The goal of Gladitor is to write an AI using the SARSA algorithm in order to fight against zombies and live. The AI will learn, via combat experience, to get the highest number of kills within a specified time window while staying alive. The input will be the terrain surrounding the AI, the position of the enemies, and the position and health of the agent. The output will be an action for the AI to take. We hope to create an AI that can survive if not overcome a variety of enemies.

Approach

We are using the Sarsa Reinforcement Learning algorithm to guide you Malmo Agent. Every tick is 20ms and for every tick, the algorithm uses the Malmo API to get the local grid of blocks, the positions and health of the agent and nearby entities which make up the state space of the algorithm. The agent automatically looks at the nearest entity and always attacks to simplify the state space. Actions are chosen using an epsilon-greedy approach on the q-table, and the q-table is updated as such:

q_table[(s,a)] = q_lookup(q_table, s, a) + alpha * (reward + (gamma * q_lookup(q_table, s_prime, a_prime)) - q_lookup(q_table, s,a))

The state that is used as input for the algorithm is specifically: a list of immediately available blocks (air blocks), the health of the agent, and the coordinates of the closest entity. The agent only has five actions to choose: move north, move south, move west, move east and stand still. Rewards are calculated at the same time actions are issued. Negative rewards are given for injury and death with death having a steeper deduction. Positive rewards are given for enemy death and for being in close proximity to an enemy. There are also minor penalties for moving to discourage merely running, and penalties for bumping into walls to encourage smarter movement.

Evaluation

There are two metrics that we are using to measure the effectiveness of our algorithm: the amount of kills the agent can get in a set time and the survivability.

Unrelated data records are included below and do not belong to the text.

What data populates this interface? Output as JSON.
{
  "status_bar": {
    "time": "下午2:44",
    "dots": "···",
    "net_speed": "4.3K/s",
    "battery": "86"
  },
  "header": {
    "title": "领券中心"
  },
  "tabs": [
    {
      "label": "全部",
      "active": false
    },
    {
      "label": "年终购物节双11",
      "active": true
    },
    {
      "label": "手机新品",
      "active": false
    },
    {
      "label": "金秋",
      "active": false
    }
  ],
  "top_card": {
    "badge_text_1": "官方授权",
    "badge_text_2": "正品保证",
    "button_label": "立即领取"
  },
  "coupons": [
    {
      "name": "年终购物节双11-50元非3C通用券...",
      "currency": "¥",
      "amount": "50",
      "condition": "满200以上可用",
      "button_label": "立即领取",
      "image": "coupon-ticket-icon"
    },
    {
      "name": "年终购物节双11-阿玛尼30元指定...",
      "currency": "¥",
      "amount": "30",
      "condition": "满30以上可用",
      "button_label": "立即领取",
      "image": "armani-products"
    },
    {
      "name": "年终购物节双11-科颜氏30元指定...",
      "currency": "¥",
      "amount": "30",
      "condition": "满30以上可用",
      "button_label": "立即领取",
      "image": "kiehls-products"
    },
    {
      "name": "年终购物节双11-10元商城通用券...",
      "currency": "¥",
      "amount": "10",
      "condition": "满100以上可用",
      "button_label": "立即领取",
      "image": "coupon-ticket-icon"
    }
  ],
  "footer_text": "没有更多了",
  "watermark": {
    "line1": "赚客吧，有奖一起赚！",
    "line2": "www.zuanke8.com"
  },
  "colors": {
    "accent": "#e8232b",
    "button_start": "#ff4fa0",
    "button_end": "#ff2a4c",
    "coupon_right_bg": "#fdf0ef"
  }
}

For our base case, we measured the time it took to seek out and kill a single zombie and the amount of health the agent had at the end of the fight.

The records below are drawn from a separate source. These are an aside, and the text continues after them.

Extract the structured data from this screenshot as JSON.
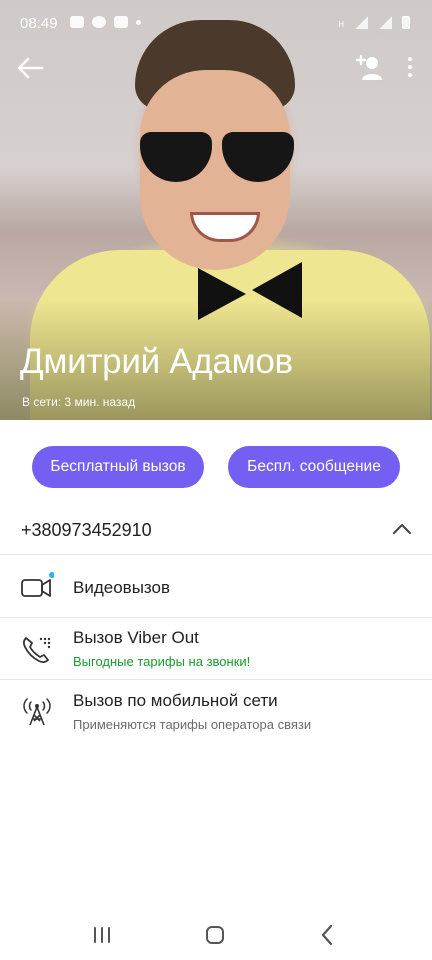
{
  "status_bar": {
    "time": "08:49",
    "network_label": "H"
  },
  "profile": {
    "name": "Дмитрий Адамов",
    "last_seen": "В сети: 3 мин. назад"
  },
  "actions": {
    "free_call_label": "Бесплатный вызов",
    "free_message_label": "Беспл. сообщение"
  },
  "phone": {
    "number": "+380973452910"
  },
  "call_options": [
    {
      "title": "Видеовызов",
      "subtitle": "",
      "icon": "video-camera-icon"
    },
    {
      "title": "Вызов Viber Out",
      "subtitle": "Выгодные тарифы на звонки!",
      "icon": "viber-out-phone-icon"
    },
    {
      "title": "Вызов по мобильной сети",
      "subtitle": "Применяются тарифы оператора связи",
      "icon": "cell-tower-icon"
    }
  ],
  "colors": {
    "accent": "#7360f2",
    "promo_green": "#1a9b2e",
    "notification_dot": "#29b6f6"
  }
}
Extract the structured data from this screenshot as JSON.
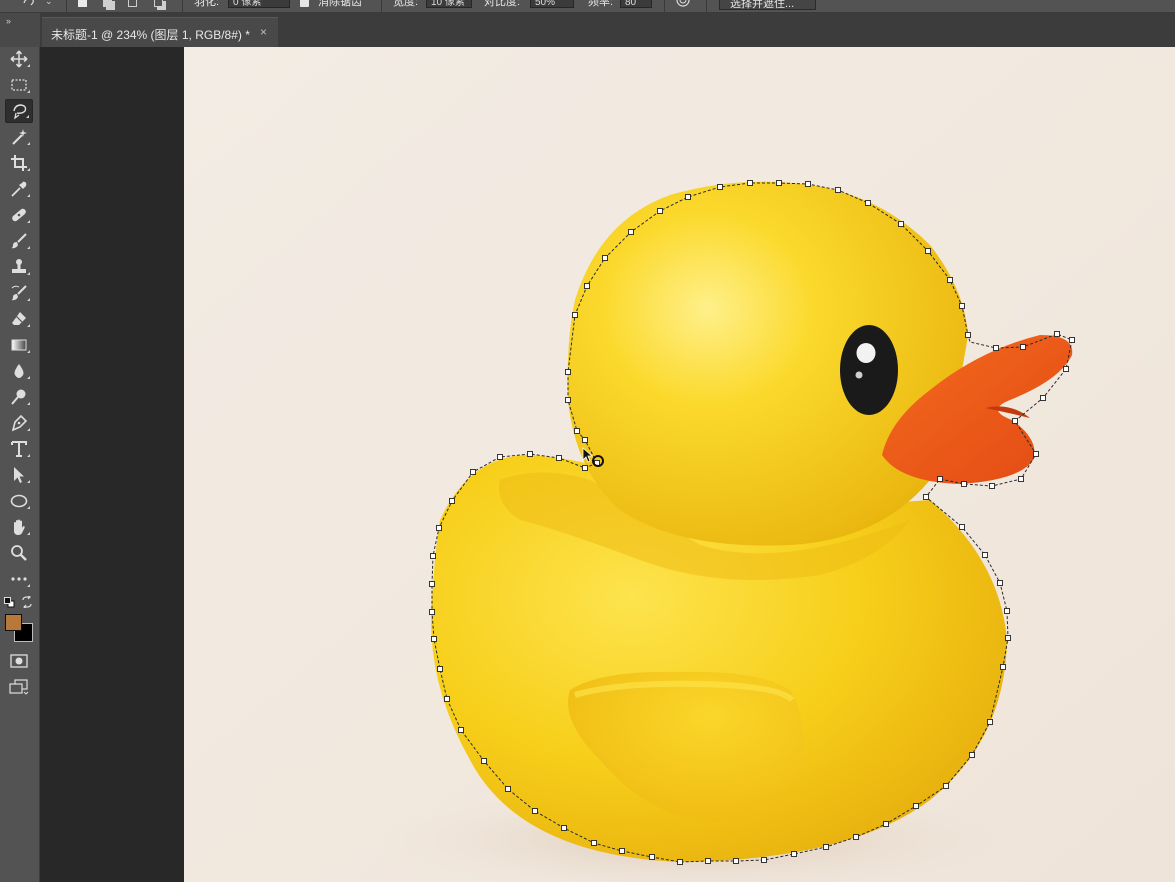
{
  "options_bar": {
    "feather_label": "羽化:",
    "feather_value": "0 像素",
    "antialias_label": "消除锯齿",
    "width_label": "宽度:",
    "width_value": "10 像素",
    "contrast_label": "对比度:",
    "contrast_value": "50%",
    "frequency_label": "频率:",
    "frequency_value": "80",
    "select_mask_button": "选择并遮住..."
  },
  "document_tab": {
    "title": "未标题-1 @ 234% (图层 1, RGB/8#) *",
    "close": "×"
  },
  "toolbar": {
    "tools": [
      "move-tool",
      "marquee-tool",
      "magnetic-lasso-tool",
      "magic-wand-tool",
      "crop-tool",
      "eyedropper-tool",
      "healing-brush-tool",
      "brush-tool",
      "clone-stamp-tool",
      "history-brush-tool",
      "eraser-tool",
      "gradient-tool",
      "blur-tool",
      "dodge-tool",
      "pen-tool",
      "type-tool",
      "path-selection-tool",
      "ellipse-tool",
      "hand-tool",
      "zoom-tool",
      "edit-toolbar"
    ],
    "selected_tool": "magnetic-lasso-tool",
    "foreground_color": "#b8783a",
    "background_color": "#000000"
  },
  "canvas": {
    "background_color": "#f2ebe3",
    "subject": "rubber-duck",
    "duck_body_color": "#f7cf1a",
    "beak_color": "#f05a18",
    "eye_color": "#1a1a1a"
  }
}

At the begininning of training, the time to kill a zombie remains fairly constant with it being the time the zombie takes to walk towards the agent and the agent tends to sustain a few hits. However after 10 or more runs, there are two interesting observation. First, there are runs where the agent moves quickly towards the zombie killing it in as little as 8 seconds with some hits. Second, there are runs where the agent takes longer to kill the zombie but actually makes moves in the middle of the fight to come out with full health.

Fig 1 Fig 2

Remaining Goals and Challenges

The fact that the agent is knocked back when it is hit has created some difficulties with measuring the effectiveness of our algorithm as it affects the length of combat and the agents actions and is not consistent between trials. During tests, the algorithm was clearly learning to move towards the zombie quicker, but the time to kill the zombie remained similar to the inital training phases due to lucky hits for the zombie cause consecutive knockbacks before the agent could adjust its yaw.

The current goal is to add functionality to have the agent try to flee from combat if it believes it is not going to win the encounter. This would require adding the ability for it to determine a safe escape route while avoiding other Zombies. Afterwhich, it would determine when to re-engage in combat.

The prototype is limited because it not can not work in an environment without a flat floor. The AI can be improved by giving it the ability to be able to climb a single block which would allow it to navigate an environent more applicable to the default world of Minecraft. Block detection at height of the player would also be required so that it does not try to walk through a 1 block tall passageway.